平面金屬次波長微孔應用於光學讀寫頭之近場研究

Abstract

平面金屬次波長微孔可被利用於讀寫頭中以克服繞涉極限達到縮小光點的的目的。可是傳統的方型微孔的光穿透效率很低。我們利用光束傳播法和有限時域差分法來模擬整個光學讀取頭，進而研究c型微孔跟方形孔的出光場包括光穿透效率，最大電場強度跟光點大小。當在相似的近場光點大小下，C型微孔提供的光穿透效率約為方型微孔的一千倍。

我們也考量金屬特性且進行c型孔尺寸的最佳化，而我們利用聚焦式離子束顯微鏡(Focused Ion Beam)來做製程且利用近場掃描式光學顯微鏡( Near- Field Scanning optical Microscopy)進行觀察出光。

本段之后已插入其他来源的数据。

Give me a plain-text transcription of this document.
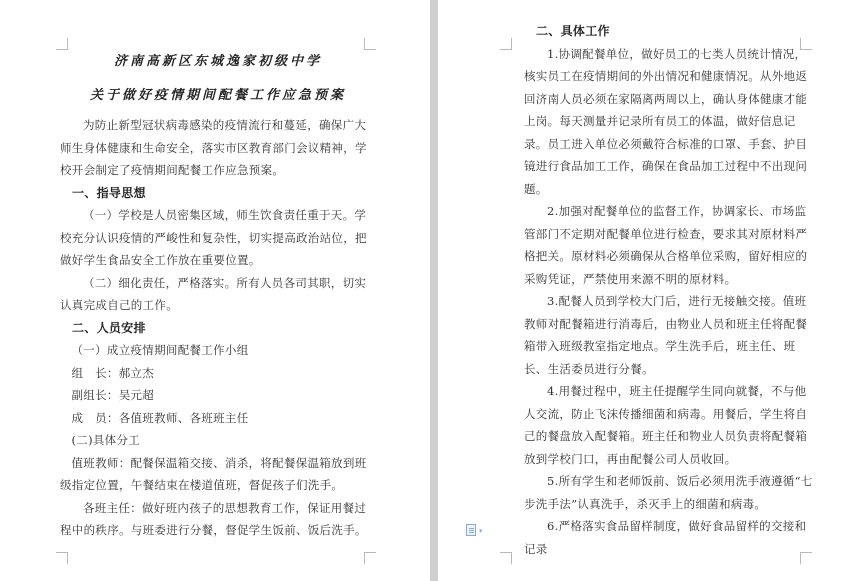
济南高新区东城逸家初级中学
关于做好疫情期间配餐工作应急预案
为防止新型冠状病毒感染的疫情流行和蔓延，确保广大师生身体健康和生命安全，落实市区教育部门会议精神，学校开会制定了疫情期间配餐工作应急预案。
一、指导思想
（一）学校是人员密集区域，师生饮食责任重于天。学校充分认识疫情的严峻性和复杂性，切实提高政治站位，把做好学生食品安全工作放在重要位置。
（二）细化责任，严格落实。所有人员各司其职，切实认真完成自己的工作。
二、人员安排
（一）成立疫情期间配餐工作小组
组　长：郝立杰
副组长：吴元超
成　员：各值班教师、各班班主任
(二)具体分工
值班教师：配餐保温箱交接、消杀，将配餐保温箱放到班级指定位置，午餐结束在楼道值班，督促孩子们洗手。
各班主任：做好班内孩子的思想教育工作，保证用餐过程中的秩序。与班委进行分餐，督促学生饭前、饭后洗手。
二、具体工作
1.协调配餐单位，做好员工的七类人员统计情况，核实员工在疫情期间的外出情况和健康情况。从外地返回济南人员必须在家隔离两周以上，确认身体健康才能上岗。每天测量并记录所有员工的体温，做好信息记录。员工进入单位必须戴符合标准的口罩、手套、护目镜进行食品加工工作，确保在食品加工过程中不出现问题。
2.加强对配餐单位的监督工作，协调家长、市场监管部门不定期对配餐单位进行检查，要求其对原材料严格把关。原材料必须确保从合格单位采购，留好相应的采购凭证，严禁使用来源不明的原材料。
3.配餐人员到学校大门后，进行无接触交接。值班教师对配餐箱进行消毒后，由物业人员和班主任将配餐箱带入班级教室指定地点。学生洗手后，班主任、班长、生活委员进行分餐。
4.用餐过程中，班主任提醒学生同向就餐，不与他人交流，防止飞沫传播细菌和病毒。用餐后，学生将自己的餐盘放入配餐箱。班主任和物业人员负责将配餐箱放到学校门口，再由配餐公司人员收回。
5.所有学生和老师饭前、饭后必须用洗手液遵循“七步洗手法”认真洗手，杀灭手上的细菌和病毒。
6.严格落实食品留样制度，做好食品留样的交接和记录
▾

Optical resolution beyond the optical diffraction limit can be achieved by use of nano metallic aperture in a near-field system. The metallic aperture was utilized in fiber-based integrated optical pickup system to sustain the spatial resolution as the spot size was determined by the nano metallic aperture. However the problem encountered of conventional aperture was the extremely low power throughput.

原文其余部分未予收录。